Güncelleme Tarihi:
Hrant Dink için ikinci tören Meryemana Kilisesi’ndeki yapıldı. Buradaki tören, özel oluşturulan kilise korusunun ilahileri okumasıyla başladı. Dink’in naaşı kilise içinde hazırlanan katafalkın üstüne konuldu. İlahilerin okunmasının ardından İncil’den bazı bölümler ve Resul mektubu (İsa’nın havarilerinin ölümle ilgili görüşlerini kapsıyor) okundu.

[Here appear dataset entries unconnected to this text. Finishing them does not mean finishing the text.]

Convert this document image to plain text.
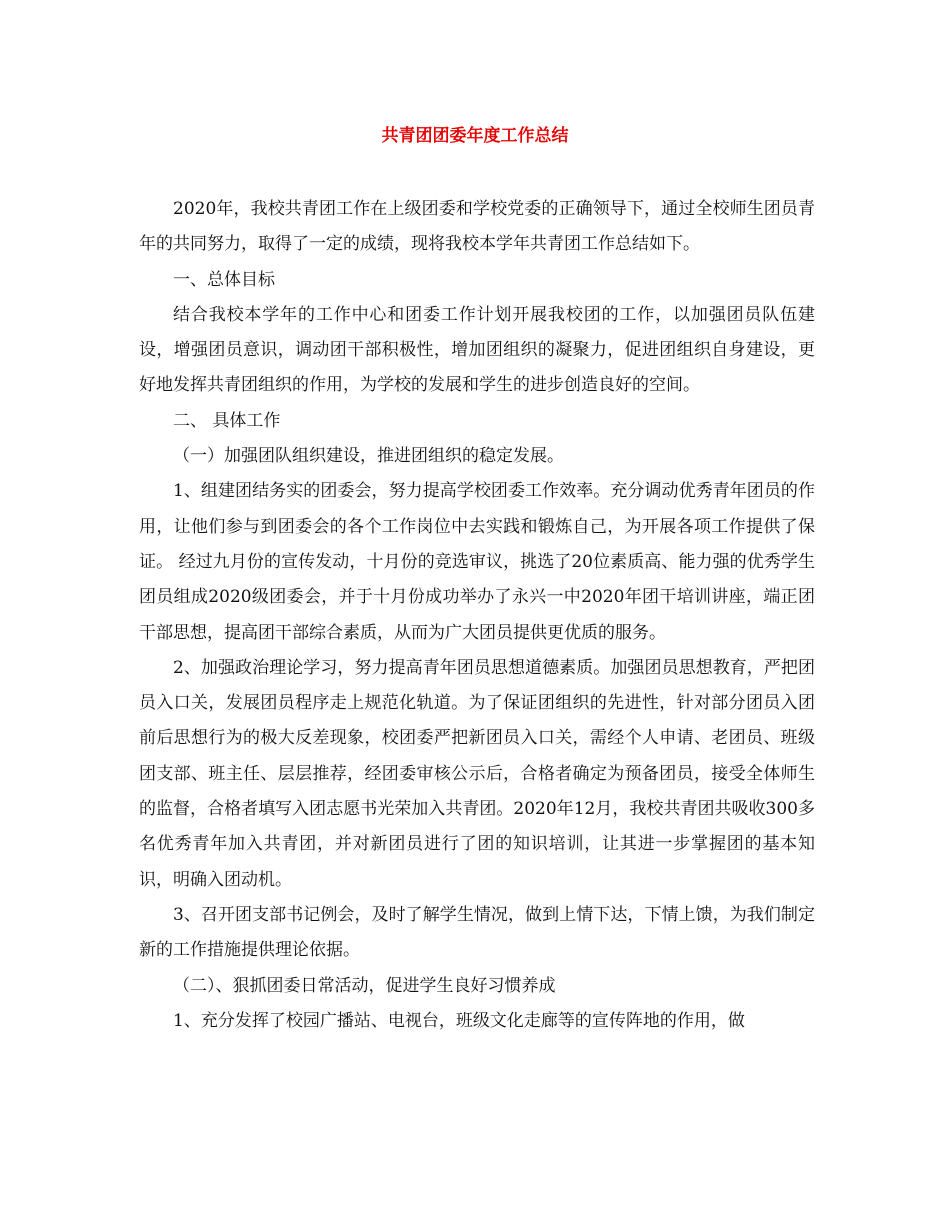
共青团团委年度工作总结

2020年，我校共青团工作在上级团委和学校党委的正确领导下，通过全校师生团员青年的共同努力，取得了一定的成绩，现将我校本学年共青团工作总结如下。

一、总体目标

结合我校本学年的工作中心和团委工作计划开展我校团的工作，以加强团员队伍建设，增强团员意识，调动团干部积极性，增加团组织的凝聚力，促进团组织自身建设，更好地发挥共青团组织的作用，为学校的发展和学生的进步创造良好的空间。

二、 具体工作

（一）加强团队组织建设，推进团组织的稳定发展。

1、组建团结务实的团委会，努力提高学校团委工作效率。充分调动优秀青年团员的作用，让他们参与到团委会的各个工作岗位中去实践和锻炼自己，为开展各项工作提供了保证。 经过九月份的宣传发动，十月份的竞选审议，挑选了20位素质高、能力强的优秀学生团员组成2020级团委会，并于十月份成功举办了永兴一中2020年团干培训讲座，端正团干部思想，提高团干部综合素质，从而为广大团员提供更优质的服务。

2、加强政治理论学习，努力提高青年团员思想道德素质。加强团员思想教育，严把团员入口关，发展团员程序走上规范化轨道。为了保证团组织的先进性，针对部分团员入团前后思想行为的极大反差现象，校团委严把新团员入口关，需经个人申请、老团员、班级团支部、班主任、层层推荐，经团委审核公示后，合格者确定为预备团员，接受全体师生的监督，合格者填写入团志愿书光荣加入共青团。2020年12月，我校共青团共吸收300多名优秀青年加入共青团，并对新团员进行了团的知识培训，让其进一步掌握团的基本知识，明确入团动机。

3、召开团支部书记例会，及时了解学生情况，做到上情下达，下情上馈，为我们制定新的工作措施提供理论依据。

（二）、狠抓团委日常活动，促进学生良好习惯养成

1、充分发挥了校园广播站、电视台，班级文化走廊等的宣传阵地的作用，做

Tören Mesrob II tarafından yönetildi. Mesrob Mutafyan Ermenice ve Türkçe bir konuşma yaptı. İncil’den alıntıların da yer aldığı konuşmasında Mutafyan, konuşmasını yaparken zaman zaman göz yaşlarını tutamadı. Mutafyan, “Zorluk ve mücadeleler geçen yaşamı Hrant Dink’te cesur, duygusal ve gözü pek bir karakter yarattı. Böylece O, adalet, vicdan özgürlüğü, insan özgürlüğü savunucusu ve sancaktarı oldu. Bedeli ne olursa olsun, inandığını, düşündüğünü söyler, bir şeyi yapması gerektiği düşünüyorsa , yapardı” dedi.
“DİNK KÖKENİNE OLDUĞU KADAR, VATANINA DA BAĞLIYDI”
Dink’in etnik kökenine olduğu kadar, vatanına da bağlı olduğunu söyleyen Mutafyan, Dink’in doğduğu yeri, büyüdüğü ülkeyi, yaşadığı ülkenin insanlarını, kendi ait olduğu köklerin değerini reddetmeden sevebildiğini kaydetti. Mutafyan, “Cesur çıkışları O’nun din, ırk, köken farkı gözetmeyen insan sevgisiyle dolu, dürüst Anadolu insanı karakterinin dışa vurumuydu. Hrant bu duruşuyla Allah’ın emrini uygulamaktaydı, ‘Öç almayacaksın, halkından birine kin beslemeyeceksin, komşunu kendin gibi seveceksin’.” diye konuştu.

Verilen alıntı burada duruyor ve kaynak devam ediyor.